- Robert Capa photographed a French collaborator being paraded through town, with a shaved head and a child in her arms
- Henri Cartier-Bresson photographed Children playing in Ruins in Seville ($75,000) -- its a typical photograph of kids playing... but I found the photograph to be interesting because of the "layering" of people (i counted 8) which creates a visual depth of field that takes your eyes from the forefront of the photograph to the back
- and, one piece was my absolute favorite! It was a photograph by Sebastiao Salgado who photographed a group of workers along a hillside that so-closely resembled an art farm (i wish i could find a picture of it online, but I can't)... But it may have been related to the Serra Perada Gold Mine series which I found some photographs on Flickr... The photograph was selling for $5,500.
- 10 photographs were exhibited here and all were being sold for $21,000. The one that was probably the most interesting to me, if any, was one of Lucian Freud. There are other photographs there of Alexander McQueen, Bruce Springsteen and Kate Moss.
- Anton is a Dutch photographer, film and music director who through photography established himself with portraits of artists such as David Bowie, Miles Davis, Bono, Clint Eastwood, and Tom Waits.; and is known for directing music videos for the likes of Depeche Mode, U2, and Nirvana to name a few.
- A brief Q&A with Anton Corbjin was written in The New York Times blog section, you can view by clicking here
The exhibit opened today (Nov. 10) and exhibits a collection of approximately 115 photographs by Alfred Stieglitz, Edward Steichen and Paul Strand.
- J. Pierpont Morgan Portrait, January 1903 -- this is one of the most famous photographs that Steichen took during his career. Steichen was asked to photograph J.P. Morgan by the German painter Fedor Encke whose request was to minimize the sitting time required by the busy subject, Morgan. Within two-three minutes, he took two photos and the image you see below is the second photo that Steichen took for himself... I remember seeing this image a LONG time ago, and after hearing the story behind it -- it just made me chuckle. If you did not know, JP Morgan was a financier, owned the railroads and also known as a "Robber Barron" during his time. In an article at the Smithsonian, he was called a "Cutthroat Capitalist" ... and if you see the photo below -- do you see an "illusion of a dagger?" -- Its not really a dagger, rather the arm of the chair that JP Morgan had his hands around.
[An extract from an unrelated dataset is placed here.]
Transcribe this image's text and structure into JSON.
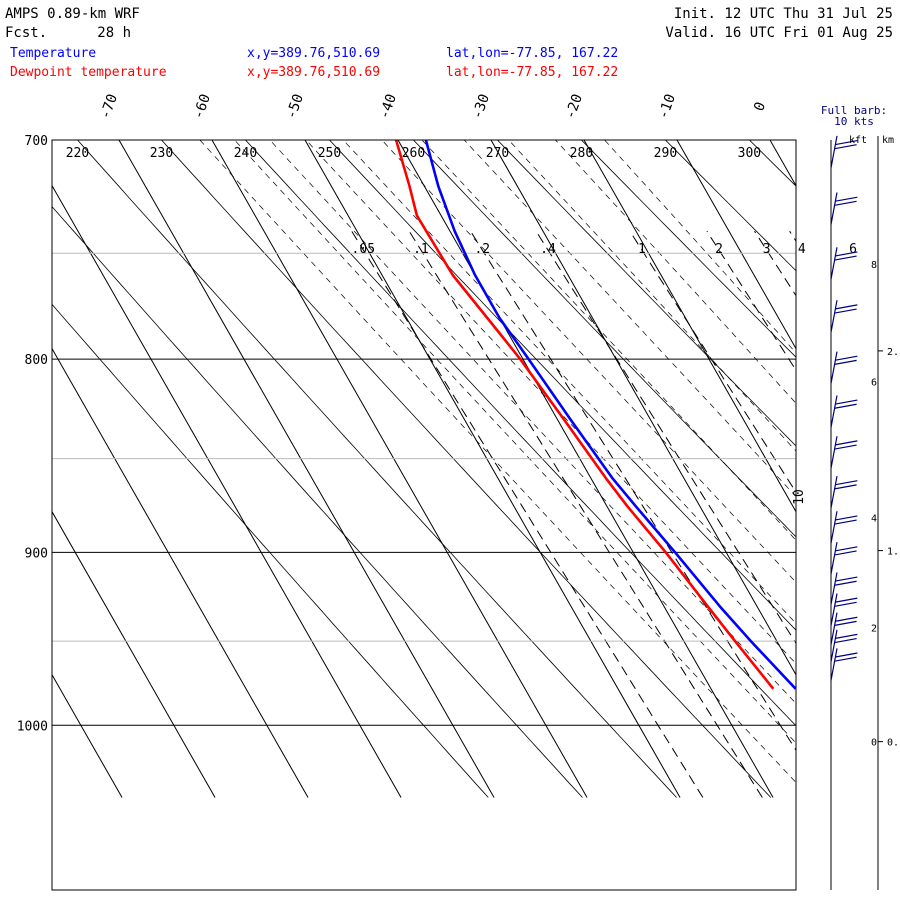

For more of the story, you can read the article at the Smithsonian, by clicking here.
- Autochromes - Autochrome is a one-of-a-kind color transparency composed of minute grains of potato starch dyed red, blue and green. Due to the sensitivity of the autochromes, only fascimiles were available for viewing, the originals will be available for viewing from Jan. 25 to Jan. 30, 2011. These autochromes were created by Steichen (but owned by the Stieglitz collection).
photo taken with the iphone
Many of Paul Strand's photographs were of people, buildings and the streets. Sad to say, but after walking away from this exhibit, I remember very little of his photographic works. So to be fair, I revisited The Met website and have included a photo that Paul Strand was known for.
On a side note, as you leave the exhibit (if your facing the museum gift store), turn right -- walk down the ramp, and on your left you will see a daguerreotype print that is in very good condition. It was produced by Robert Vance.